The Role of Exosomes in Dry AMD

Mikael Klingeborn, PhD Duke University Eye Center


At present there is no way to treat the dry form of age-related macular degeneration (AMD), which eventually leads to blindness. The experiments I am proposing are aimed at understanding more about what makes retinal pigment epithelium (RPE) cells in the eye sick in the AMD disease process, and whether small lipid vesicles released by RPE cells may be involved. Results from these experiments may help us find new drugs to treat sick RPE cells in eyes of people with AMD, and in so doing, save their eyesight.

Project Details

Our research seeks to understand what causes the earliest stages of the dry form of age-related macular degeneration (AMD), a common disease that damages the back of the eye (retina). AMD is one of the leading causes of blindness in the United States. Our research is specifically designed to elucidate whether lipid vesicles released from the RPE, known as exosomes and microvesicles, play a role in the development of AMD.
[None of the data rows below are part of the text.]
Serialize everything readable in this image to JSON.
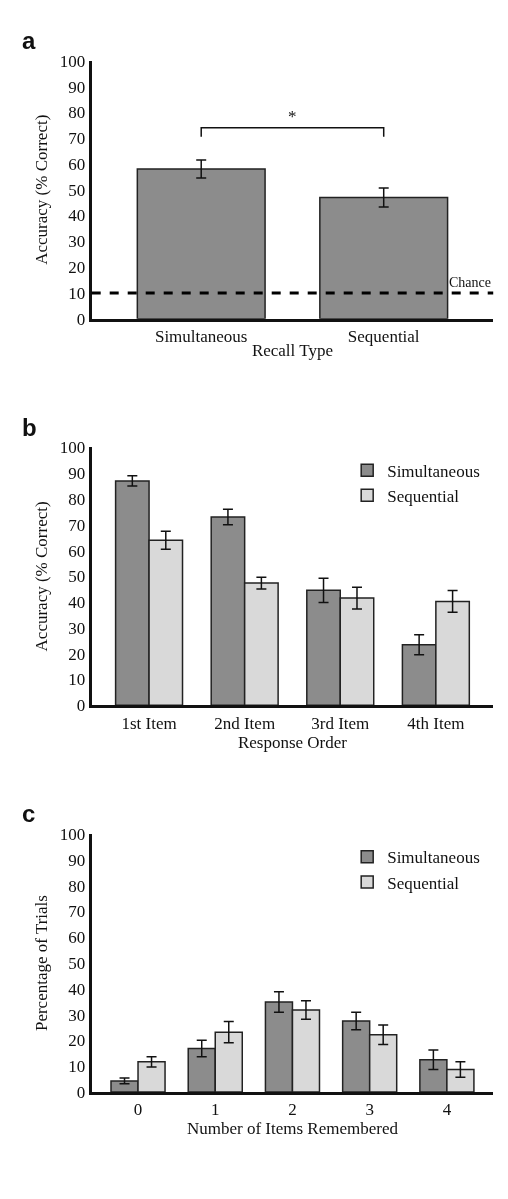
{
  "chart_data": [
    {
      "type": "bar",
      "title": "a",
      "xlabel": "Recall Type",
      "ylabel": "Accuracy (% Correct)",
      "categories": [
        "Simultaneous",
        "Sequential"
      ],
      "series": [
        {
          "color": "#8c8c8c",
          "values": [
            58,
            47
          ],
          "errors": [
            3.5,
            3.7
          ]
        }
      ],
      "ylim": [
        0,
        100
      ],
      "yticks": [
        0,
        10,
        20,
        30,
        40,
        50,
        60,
        70,
        80,
        90,
        100
      ],
      "ref_lines": [
        {
          "axis": "y",
          "value": 10,
          "label": "Chance",
          "color": "#000000",
          "line_style": "dashed"
        }
      ],
      "annotations": [
        "*"
      ]
    },
    {
      "type": "bar",
      "title": "b",
      "xlabel": "Response Order",
      "ylabel": "Accuracy (% Correct)",
      "categories": [
        "1st Item",
        "2nd Item",
        "3rd Item",
        "4th Item"
      ],
      "series": [
        {
          "name": "Simultaneous",
          "color": "#8c8c8c",
          "values": [
            87,
            73,
            44.6,
            23.5
          ],
          "errors": [
            2,
            3,
            4.7,
            3.9
          ]
        },
        {
          "name": "Sequential",
          "color": "#d9d9d9",
          "values": [
            64,
            47.4,
            41.6,
            40.3
          ],
          "errors": [
            3.5,
            2.3,
            4.2,
            4.2
          ]
        }
      ],
      "ylim": [
        0,
        100
      ],
      "yticks": [
        0,
        10,
        20,
        30,
        40,
        50,
        60,
        70,
        80,
        90,
        100
      ],
      "legend": "top right"
    },
    {
      "type": "bar",
      "title": "c",
      "xlabel": "Number of Items Remembered",
      "ylabel": "Percentage of Trials",
      "categories": [
        "0",
        "1",
        "2",
        "3",
        "4"
      ],
      "series": [
        {
          "name": "Simultaneous",
          "color": "#8c8c8c",
          "values": [
            4.3,
            16.9,
            34.9,
            27.5,
            12.5
          ],
          "errors": [
            1.1,
            3.2,
            4,
            3.4,
            3.8
          ]
        },
        {
          "name": "Sequential",
          "color": "#d9d9d9",
          "values": [
            11.7,
            23.2,
            31.8,
            22.2,
            8.7
          ],
          "errors": [
            2,
            4.1,
            3.6,
            3.8,
            3
          ]
        }
      ],
      "ylim": [
        0,
        100
      ],
      "yticks": [
        0,
        10,
        20,
        30,
        40,
        50,
        60,
        70,
        80,
        90,
        100
      ],
      "legend": "top right"
    }
  ]
}
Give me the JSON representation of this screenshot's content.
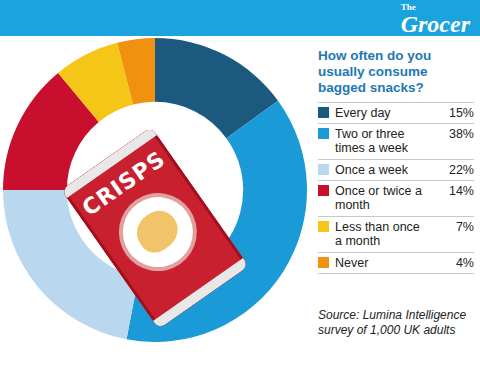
{
  "chart_data": {
    "type": "pie",
    "title": "How often do you usually consume bagged snacks?",
    "categories": [
      "Every day",
      "Two or three times a week",
      "Once a week",
      "Once or twice a month",
      "Less than once a month",
      "Never"
    ],
    "values": [
      15,
      38,
      22,
      14,
      7,
      4
    ],
    "value_labels": [
      "15%",
      "38%",
      "22%",
      "14%",
      "7%",
      "4%"
    ],
    "colors": [
      "#1b5a7e",
      "#1a9ad6",
      "#b9d7ef",
      "#c8102e",
      "#f5c518",
      "#f0920f"
    ],
    "legend": "right",
    "source": "Source: Lumina Intelligence survey of 1,000 UK adults",
    "logo": "The Grocer",
    "illustration_text": "CRISPS"
  }
}
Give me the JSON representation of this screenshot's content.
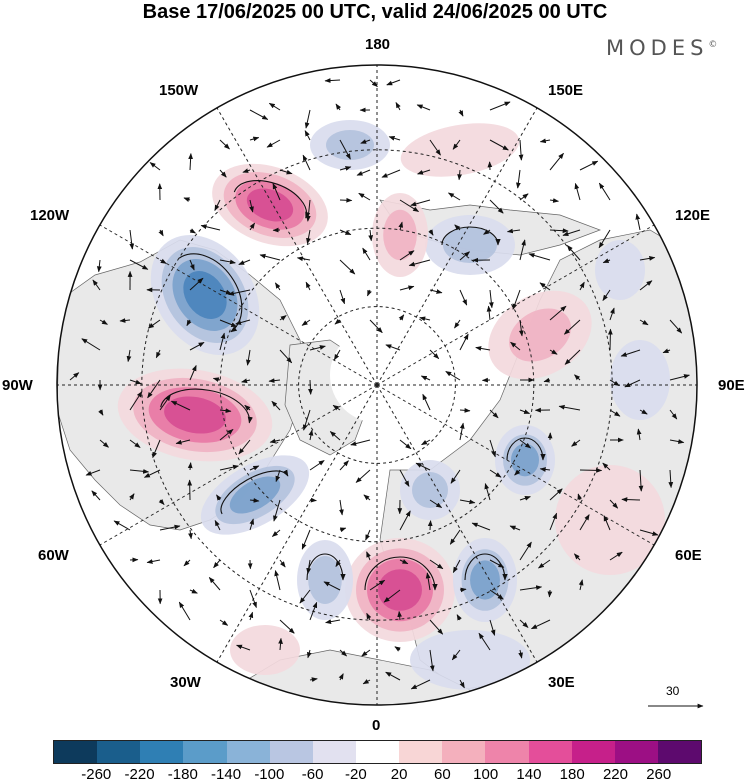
{
  "title": "Base 17/06/2025 00 UTC, valid 24/06/2025 00 UTC",
  "brand": "MODES",
  "brand_mark": "©",
  "longitude_labels": {
    "top": "180",
    "bottom": "0",
    "left": "90W",
    "right": "90E",
    "upper_left_1": "150W",
    "upper_left_2": "120W",
    "upper_right_1": "150E",
    "upper_right_2": "120E",
    "lower_left_1": "60W",
    "lower_left_2": "30W",
    "lower_right_1": "60E",
    "lower_right_2": "30E"
  },
  "reference_vector_label": "30",
  "colorbar": {
    "colors": [
      "#0d3a5c",
      "#1a5e8c",
      "#2f7fb4",
      "#5b9cc9",
      "#8ab3d8",
      "#b9c6e2",
      "#e2e1f0",
      "#ffffff",
      "#f8d6d6",
      "#f4b0bd",
      "#ee84aa",
      "#e44e9a",
      "#c6208a",
      "#9c0f84",
      "#5d0a6e"
    ],
    "labels": [
      "-260",
      "-220",
      "-180",
      "-140",
      "-100",
      "-60",
      "-20",
      "20",
      "60",
      "100",
      "140",
      "180",
      "220",
      "260"
    ]
  },
  "anomaly_colors": {
    "land": "#e9e9e9",
    "neg_weak": "#d9dcee",
    "neg_mid": "#b3c2dd",
    "neg_strong": "#7ca2cc",
    "neg_core": "#4b84bd",
    "pos_weak": "#f3d9dd",
    "pos_mid": "#f0b3c3",
    "pos_strong": "#e87aa5",
    "pos_core": "#d64d93"
  }
}
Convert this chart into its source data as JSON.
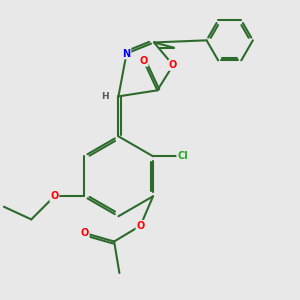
{
  "background_color": "#e8e8e8",
  "atom_colors": {
    "O": "#ff0000",
    "N": "#0000ff",
    "Cl": "#22aa22",
    "C": "#2d6b2d",
    "H": "#555555"
  },
  "bond_color": "#2d6b2d",
  "bond_width": 1.5,
  "dbo": 0.022,
  "figsize": [
    3.0,
    3.0
  ],
  "dpi": 100
}
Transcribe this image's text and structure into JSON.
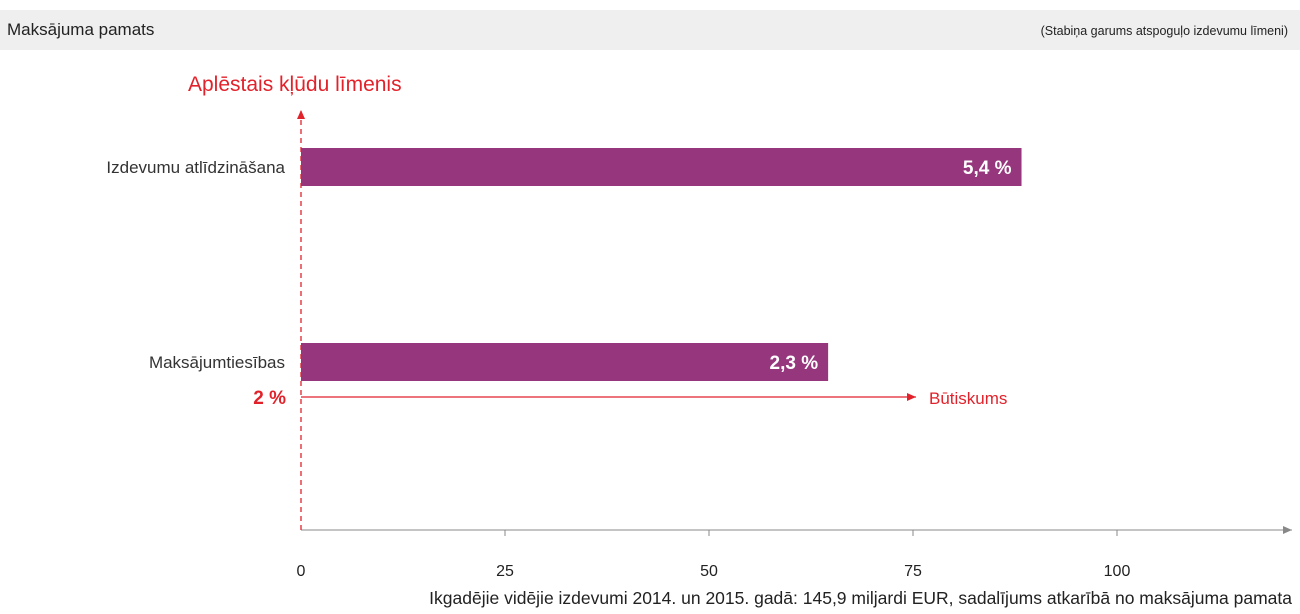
{
  "header": {
    "title": "Maksājuma pamats",
    "note": "(Stabiņa garums atspoguļo izdevumu līmeni)"
  },
  "colors": {
    "bar": "#96377d",
    "accent": "#e2222b",
    "axis": "#888888",
    "header_bg": "#efefef",
    "text": "#222222"
  },
  "chart_data": {
    "type": "bar",
    "orientation": "horizontal",
    "title": "Maksājuma pamats",
    "subtitle": "(Stabiņa garums atspoguļo izdevumu līmeni)",
    "categories": [
      "Izdevumu atlīdzināšana",
      "Maksājumtiesības"
    ],
    "values": [
      88.3,
      64.6
    ],
    "data_labels": [
      "5,4 %",
      "2,3 %"
    ],
    "xlim": [
      0,
      130
    ],
    "xticks": [
      0,
      25,
      50,
      75,
      100
    ],
    "xlabel": "Ikgadējie vidējie izdevumi 2014. un 2015. gadā: 145,9 miljardi EUR, sadalījums atkarībā no maksājuma pamata",
    "ylabel": "Aplēstais kļūdu līmenis",
    "threshold": {
      "label": "2 %",
      "arrow_label": "Būtiskums",
      "extends_to": 75
    },
    "grid": false,
    "legend": "none"
  }
}
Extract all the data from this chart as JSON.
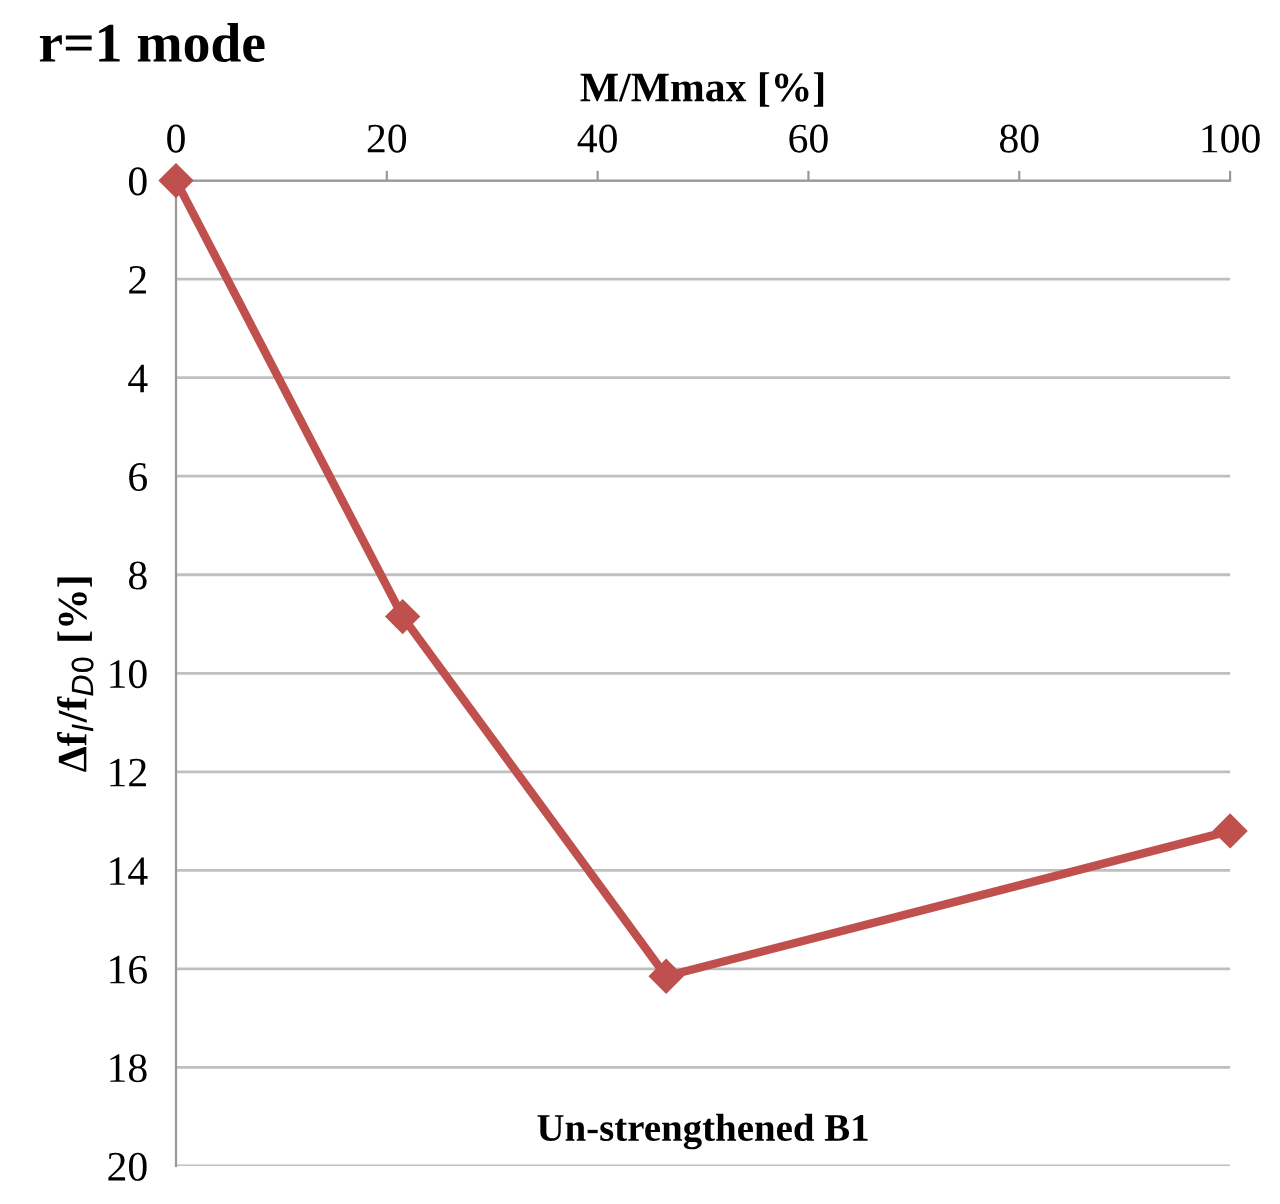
{
  "chart_data": {
    "type": "line",
    "title": "r=1 mode",
    "xlabel": "M/Mmax [%]",
    "ylabel": "Δf$_{I}$/f$_{D0}$ [%]",
    "annotations": [
      "Un-strengthened B1"
    ],
    "x": [
      0,
      21.5,
      46.5,
      100
    ],
    "series": [
      {
        "color": "#c0504d",
        "values": [
          0,
          8.85,
          16.15,
          13.2
        ]
      }
    ],
    "xlim": [
      0,
      100
    ],
    "xticks": [
      0,
      20,
      40,
      60,
      80,
      100
    ],
    "ylim": [
      20,
      0
    ],
    "yticks": [
      0,
      2,
      4,
      6,
      8,
      10,
      12,
      14,
      16,
      18,
      20
    ],
    "grid": "y",
    "marker": "diamond",
    "line_style": "solid"
  }
}
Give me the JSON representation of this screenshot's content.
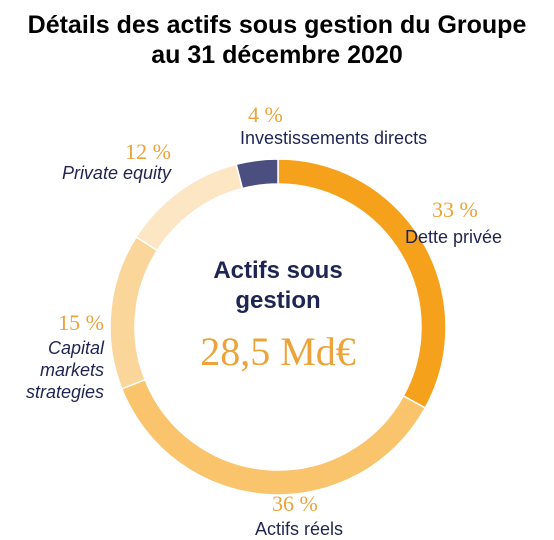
{
  "chart_data": {
    "type": "donut",
    "title": "Détails des actifs sous gestion du Groupe au 31 décembre 2020",
    "center_label": "Actifs sous gestion",
    "center_value": "28,5 Md€",
    "categories": [
      "Dette privée",
      "Actifs réels",
      "Capital markets strategies",
      "Private equity",
      "Investissements directs"
    ],
    "values": [
      33,
      36,
      15,
      12,
      4
    ],
    "value_labels": [
      "33 %",
      "36 %",
      "15 %",
      "12 %",
      "4 %"
    ],
    "colors": [
      "#f6a11c",
      "#f9c46c",
      "#fbd69a",
      "#fde6c4",
      "#4b4f80"
    ]
  }
}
The first aim is to determine the protein composition and physical characteristics of lipid vesicles (e.g., exosomes and microvesicles) released apically and basolaterally from highly polarized primary RPE cell cultures under physiologically relevant conditions. These determinations will be done for pig RPE cell cultures and both young and old human RPE cell cultures. By comparing the cultures, we will know whether pig RPE cell cultures are an accurate model of human RPE cells. 

The second aim is to determine whether exposure of RPE cell cultures to oxidative stress, something thought to occur in the AMD disease process, will affect the release and composition of these lipid vesicles (e.g., exosomes and microvesicles). Comparisons to findings in normal pig and human RPE cell cultures will help identify new targets for treatment of AMD.

The studies to be carried out by Dr Klingeborn are unique in that exosomes and microvesicles have not been investigated in relation to AMD. The role of these lipid vesicles in other diseases, such as cancer, has proven to be considerable. Thus, the result from these experiments may help us find new drugs to treat sick RPE cells and preserve the eyesight of people with dry AMD.